Es sind nur wenige Tage, die der Cuvivíe einmal im Jahr braucht, um von den Vereinigten Staaten bis in die ecuadorianischen Anden zu fliegen und dort in einem der Gemeinschaft nahegelegenen See seinen Tod zu suchen. Sein Schicksal schlägt sich in vielen Bildern des Films wieder, ohne dass dieser die Lebens- und Sterbeweise des Vogels aus biologischer oder verhaltenstheoretischer Sicht analysiert. Stärker im Fokus steht gemäß des Titels das Leben der ansässigen Gemeinschaft: Momentaufnahmen von Kindern beim Spielen, Lernen und Kochen, von Erwachsenen, die im Nebenzimmer häkeln; Momentaufnahmen von Gesprächen unter den Einwohner*innen, deren eigene Adaption des Selbstmord-Vogels, deren Konfrontation mit der globalisierten Welt, dem Klimawandel, der von der Kolonialisierung geprägten Vergangenheit und der vom Kapitalismus beeinflussten Gegenwart.

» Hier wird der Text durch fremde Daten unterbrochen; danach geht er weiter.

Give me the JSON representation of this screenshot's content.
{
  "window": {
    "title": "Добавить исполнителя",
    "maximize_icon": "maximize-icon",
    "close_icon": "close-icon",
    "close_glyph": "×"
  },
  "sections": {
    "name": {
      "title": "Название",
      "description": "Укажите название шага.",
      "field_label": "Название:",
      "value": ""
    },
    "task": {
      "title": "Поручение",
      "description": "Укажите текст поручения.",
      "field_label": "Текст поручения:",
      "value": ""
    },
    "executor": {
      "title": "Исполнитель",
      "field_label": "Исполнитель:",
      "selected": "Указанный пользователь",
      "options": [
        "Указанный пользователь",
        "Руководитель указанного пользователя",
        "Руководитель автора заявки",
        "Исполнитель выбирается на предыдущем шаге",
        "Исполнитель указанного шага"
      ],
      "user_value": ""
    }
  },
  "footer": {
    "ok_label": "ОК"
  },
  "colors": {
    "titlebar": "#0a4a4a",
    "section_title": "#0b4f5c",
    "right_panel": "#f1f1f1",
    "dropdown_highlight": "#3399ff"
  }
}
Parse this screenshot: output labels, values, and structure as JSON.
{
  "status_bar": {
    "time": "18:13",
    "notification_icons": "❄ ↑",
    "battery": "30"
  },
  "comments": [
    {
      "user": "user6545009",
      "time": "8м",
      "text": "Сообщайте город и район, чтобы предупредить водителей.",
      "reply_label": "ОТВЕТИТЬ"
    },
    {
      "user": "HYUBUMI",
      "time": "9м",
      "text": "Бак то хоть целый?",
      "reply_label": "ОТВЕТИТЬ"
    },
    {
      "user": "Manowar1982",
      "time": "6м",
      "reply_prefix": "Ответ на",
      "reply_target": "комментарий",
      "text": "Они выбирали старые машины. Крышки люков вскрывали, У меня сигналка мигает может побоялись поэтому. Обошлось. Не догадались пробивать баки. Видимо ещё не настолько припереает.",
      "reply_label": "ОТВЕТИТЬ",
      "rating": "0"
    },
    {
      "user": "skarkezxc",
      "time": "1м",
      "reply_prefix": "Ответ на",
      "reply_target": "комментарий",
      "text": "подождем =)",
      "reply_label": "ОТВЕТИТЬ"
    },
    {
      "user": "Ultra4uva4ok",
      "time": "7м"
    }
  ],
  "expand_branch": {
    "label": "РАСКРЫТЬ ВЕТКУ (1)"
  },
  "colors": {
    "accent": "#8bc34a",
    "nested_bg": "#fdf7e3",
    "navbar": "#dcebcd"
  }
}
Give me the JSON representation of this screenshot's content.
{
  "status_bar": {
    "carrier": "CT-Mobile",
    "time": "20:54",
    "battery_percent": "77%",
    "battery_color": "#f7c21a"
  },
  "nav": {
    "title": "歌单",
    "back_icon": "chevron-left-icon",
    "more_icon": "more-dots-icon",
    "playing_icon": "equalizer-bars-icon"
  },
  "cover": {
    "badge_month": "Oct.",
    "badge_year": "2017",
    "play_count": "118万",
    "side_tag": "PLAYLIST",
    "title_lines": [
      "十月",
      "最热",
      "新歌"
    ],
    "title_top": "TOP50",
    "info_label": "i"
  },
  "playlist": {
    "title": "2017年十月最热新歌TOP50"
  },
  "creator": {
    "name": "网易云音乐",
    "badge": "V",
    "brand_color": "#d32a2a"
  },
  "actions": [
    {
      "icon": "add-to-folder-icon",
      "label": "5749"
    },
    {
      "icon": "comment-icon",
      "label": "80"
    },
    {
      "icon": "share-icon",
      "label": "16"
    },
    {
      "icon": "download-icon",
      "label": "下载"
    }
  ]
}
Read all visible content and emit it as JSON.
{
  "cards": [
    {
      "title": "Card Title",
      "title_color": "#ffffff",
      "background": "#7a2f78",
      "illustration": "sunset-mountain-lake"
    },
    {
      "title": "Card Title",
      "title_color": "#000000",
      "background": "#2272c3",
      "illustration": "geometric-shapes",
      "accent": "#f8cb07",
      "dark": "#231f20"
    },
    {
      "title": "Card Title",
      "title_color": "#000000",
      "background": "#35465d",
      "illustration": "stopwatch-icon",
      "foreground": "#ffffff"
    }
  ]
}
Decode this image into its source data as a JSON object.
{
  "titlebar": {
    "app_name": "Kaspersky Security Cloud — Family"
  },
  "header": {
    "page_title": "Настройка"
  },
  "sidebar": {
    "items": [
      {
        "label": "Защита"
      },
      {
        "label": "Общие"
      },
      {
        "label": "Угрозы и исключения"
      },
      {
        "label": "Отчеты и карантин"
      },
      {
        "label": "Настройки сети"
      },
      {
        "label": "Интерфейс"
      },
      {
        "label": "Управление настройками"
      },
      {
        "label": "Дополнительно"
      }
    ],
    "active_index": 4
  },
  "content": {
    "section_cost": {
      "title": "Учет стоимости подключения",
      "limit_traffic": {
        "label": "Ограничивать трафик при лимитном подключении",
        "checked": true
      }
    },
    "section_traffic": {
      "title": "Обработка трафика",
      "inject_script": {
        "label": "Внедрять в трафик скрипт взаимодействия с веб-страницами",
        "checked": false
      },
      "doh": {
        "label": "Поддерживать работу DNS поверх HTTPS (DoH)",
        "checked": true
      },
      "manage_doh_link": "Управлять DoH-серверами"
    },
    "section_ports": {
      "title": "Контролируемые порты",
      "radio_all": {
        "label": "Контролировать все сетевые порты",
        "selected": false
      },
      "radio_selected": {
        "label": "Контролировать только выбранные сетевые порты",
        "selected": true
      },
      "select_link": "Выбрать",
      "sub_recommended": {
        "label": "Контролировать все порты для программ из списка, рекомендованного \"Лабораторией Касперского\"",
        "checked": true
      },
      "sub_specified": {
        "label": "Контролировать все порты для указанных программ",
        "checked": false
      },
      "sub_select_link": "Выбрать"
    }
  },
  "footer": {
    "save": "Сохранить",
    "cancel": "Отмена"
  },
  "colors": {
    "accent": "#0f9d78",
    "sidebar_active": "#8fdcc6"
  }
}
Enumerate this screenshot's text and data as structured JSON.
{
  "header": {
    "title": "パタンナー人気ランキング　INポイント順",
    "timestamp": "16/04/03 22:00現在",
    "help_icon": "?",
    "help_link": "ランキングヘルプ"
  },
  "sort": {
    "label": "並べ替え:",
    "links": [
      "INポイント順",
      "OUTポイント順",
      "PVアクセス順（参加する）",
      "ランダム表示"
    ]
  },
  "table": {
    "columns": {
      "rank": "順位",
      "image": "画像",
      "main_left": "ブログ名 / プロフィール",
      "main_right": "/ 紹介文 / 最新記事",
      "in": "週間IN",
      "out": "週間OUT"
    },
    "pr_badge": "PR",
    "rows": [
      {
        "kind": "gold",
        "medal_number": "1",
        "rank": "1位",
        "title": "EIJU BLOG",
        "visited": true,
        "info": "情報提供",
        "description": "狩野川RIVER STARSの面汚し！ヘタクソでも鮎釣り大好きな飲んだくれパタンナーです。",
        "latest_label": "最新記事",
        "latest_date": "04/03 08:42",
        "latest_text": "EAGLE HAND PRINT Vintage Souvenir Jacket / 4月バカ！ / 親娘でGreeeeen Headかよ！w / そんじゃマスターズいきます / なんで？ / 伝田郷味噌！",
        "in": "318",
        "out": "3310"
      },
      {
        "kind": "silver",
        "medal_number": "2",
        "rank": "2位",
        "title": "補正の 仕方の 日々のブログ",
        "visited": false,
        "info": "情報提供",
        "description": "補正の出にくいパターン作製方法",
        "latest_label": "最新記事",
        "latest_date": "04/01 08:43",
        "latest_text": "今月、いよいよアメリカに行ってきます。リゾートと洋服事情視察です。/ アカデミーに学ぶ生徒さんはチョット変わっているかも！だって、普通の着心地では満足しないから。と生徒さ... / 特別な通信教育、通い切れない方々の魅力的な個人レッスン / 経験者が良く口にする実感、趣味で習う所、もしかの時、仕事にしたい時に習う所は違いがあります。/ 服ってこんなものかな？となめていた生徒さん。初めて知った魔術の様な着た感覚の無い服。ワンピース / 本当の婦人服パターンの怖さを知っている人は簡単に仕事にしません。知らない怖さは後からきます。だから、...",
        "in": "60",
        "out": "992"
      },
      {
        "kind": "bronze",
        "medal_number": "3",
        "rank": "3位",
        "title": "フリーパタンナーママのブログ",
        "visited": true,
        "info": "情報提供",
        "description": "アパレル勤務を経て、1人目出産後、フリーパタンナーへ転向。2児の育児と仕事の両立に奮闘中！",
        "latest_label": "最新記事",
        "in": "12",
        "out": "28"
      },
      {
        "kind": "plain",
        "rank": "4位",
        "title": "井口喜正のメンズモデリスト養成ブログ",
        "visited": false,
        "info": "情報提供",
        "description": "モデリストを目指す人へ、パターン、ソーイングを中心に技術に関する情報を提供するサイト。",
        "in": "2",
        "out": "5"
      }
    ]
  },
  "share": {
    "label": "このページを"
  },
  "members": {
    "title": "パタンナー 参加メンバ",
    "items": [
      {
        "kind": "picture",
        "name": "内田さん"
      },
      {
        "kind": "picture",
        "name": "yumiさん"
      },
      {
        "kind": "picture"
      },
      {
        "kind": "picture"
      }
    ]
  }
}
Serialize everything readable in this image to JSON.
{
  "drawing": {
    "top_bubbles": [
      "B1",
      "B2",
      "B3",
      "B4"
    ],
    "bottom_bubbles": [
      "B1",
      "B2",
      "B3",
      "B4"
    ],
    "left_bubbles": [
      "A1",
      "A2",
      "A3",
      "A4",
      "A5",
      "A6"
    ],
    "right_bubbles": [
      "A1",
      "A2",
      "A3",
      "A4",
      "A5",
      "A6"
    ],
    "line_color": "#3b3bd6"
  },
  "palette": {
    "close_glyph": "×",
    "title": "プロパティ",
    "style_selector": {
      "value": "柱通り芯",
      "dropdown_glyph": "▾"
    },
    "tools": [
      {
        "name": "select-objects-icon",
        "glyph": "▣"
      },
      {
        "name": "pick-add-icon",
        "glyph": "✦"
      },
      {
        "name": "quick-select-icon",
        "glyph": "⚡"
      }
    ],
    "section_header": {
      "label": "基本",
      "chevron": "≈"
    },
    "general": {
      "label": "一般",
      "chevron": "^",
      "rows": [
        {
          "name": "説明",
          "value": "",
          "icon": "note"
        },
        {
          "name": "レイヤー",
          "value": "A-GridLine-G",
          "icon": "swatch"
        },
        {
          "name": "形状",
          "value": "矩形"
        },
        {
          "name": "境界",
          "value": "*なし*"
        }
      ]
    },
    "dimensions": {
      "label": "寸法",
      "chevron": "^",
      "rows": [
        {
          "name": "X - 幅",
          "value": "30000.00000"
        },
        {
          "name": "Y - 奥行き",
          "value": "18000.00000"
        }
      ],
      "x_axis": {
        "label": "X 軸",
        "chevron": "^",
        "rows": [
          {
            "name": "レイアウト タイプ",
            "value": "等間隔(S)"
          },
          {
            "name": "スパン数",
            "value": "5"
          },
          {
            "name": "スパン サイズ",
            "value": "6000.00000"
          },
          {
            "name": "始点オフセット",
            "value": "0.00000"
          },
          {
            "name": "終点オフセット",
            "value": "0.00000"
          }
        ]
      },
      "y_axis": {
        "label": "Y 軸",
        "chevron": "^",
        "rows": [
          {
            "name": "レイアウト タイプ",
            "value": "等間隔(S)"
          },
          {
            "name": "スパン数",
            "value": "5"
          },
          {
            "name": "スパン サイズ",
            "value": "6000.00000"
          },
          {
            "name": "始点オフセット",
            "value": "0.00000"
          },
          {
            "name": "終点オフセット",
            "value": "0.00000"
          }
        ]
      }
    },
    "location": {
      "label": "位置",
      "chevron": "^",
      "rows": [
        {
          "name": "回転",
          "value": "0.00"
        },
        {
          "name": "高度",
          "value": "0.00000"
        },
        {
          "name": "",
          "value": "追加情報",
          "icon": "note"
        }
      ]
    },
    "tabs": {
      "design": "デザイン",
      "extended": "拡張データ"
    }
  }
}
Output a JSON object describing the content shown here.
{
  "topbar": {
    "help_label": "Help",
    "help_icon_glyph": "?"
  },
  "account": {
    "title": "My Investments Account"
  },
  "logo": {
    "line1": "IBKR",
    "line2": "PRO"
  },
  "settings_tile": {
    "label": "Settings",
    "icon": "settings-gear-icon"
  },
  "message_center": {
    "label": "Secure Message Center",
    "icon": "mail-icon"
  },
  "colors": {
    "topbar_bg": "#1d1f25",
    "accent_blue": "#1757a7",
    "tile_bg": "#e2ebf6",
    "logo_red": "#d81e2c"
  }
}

Unter eindrucksvollen Naturaufnahmen schwindet in Silvas gemächlicher Dokumentation zwar ein konkreter Gegenstand, aber nie die Faszination für die naturnahe Lebensrealität der Bewohner*innen. Diese erklimmt die Leinwand in eindrucksvollen, zum Teil wolkenverhangenen Aufnahmen, die nie poliert oder stilisiert werden, sondern matte Farben zu authentischen Panoramen zusammensetzen. Fügt sich doch einmal ein visueller Ausreißer in die ruhigen Bilder, wie im letzten Drittel ein neongelbes Gotteshaus, ist das sowohl Teil der religiösen Entwicklung hin zum Christentum als auch Teil einer unterschwellig an Einfluss gewinnenden surrealen Erzählkraft.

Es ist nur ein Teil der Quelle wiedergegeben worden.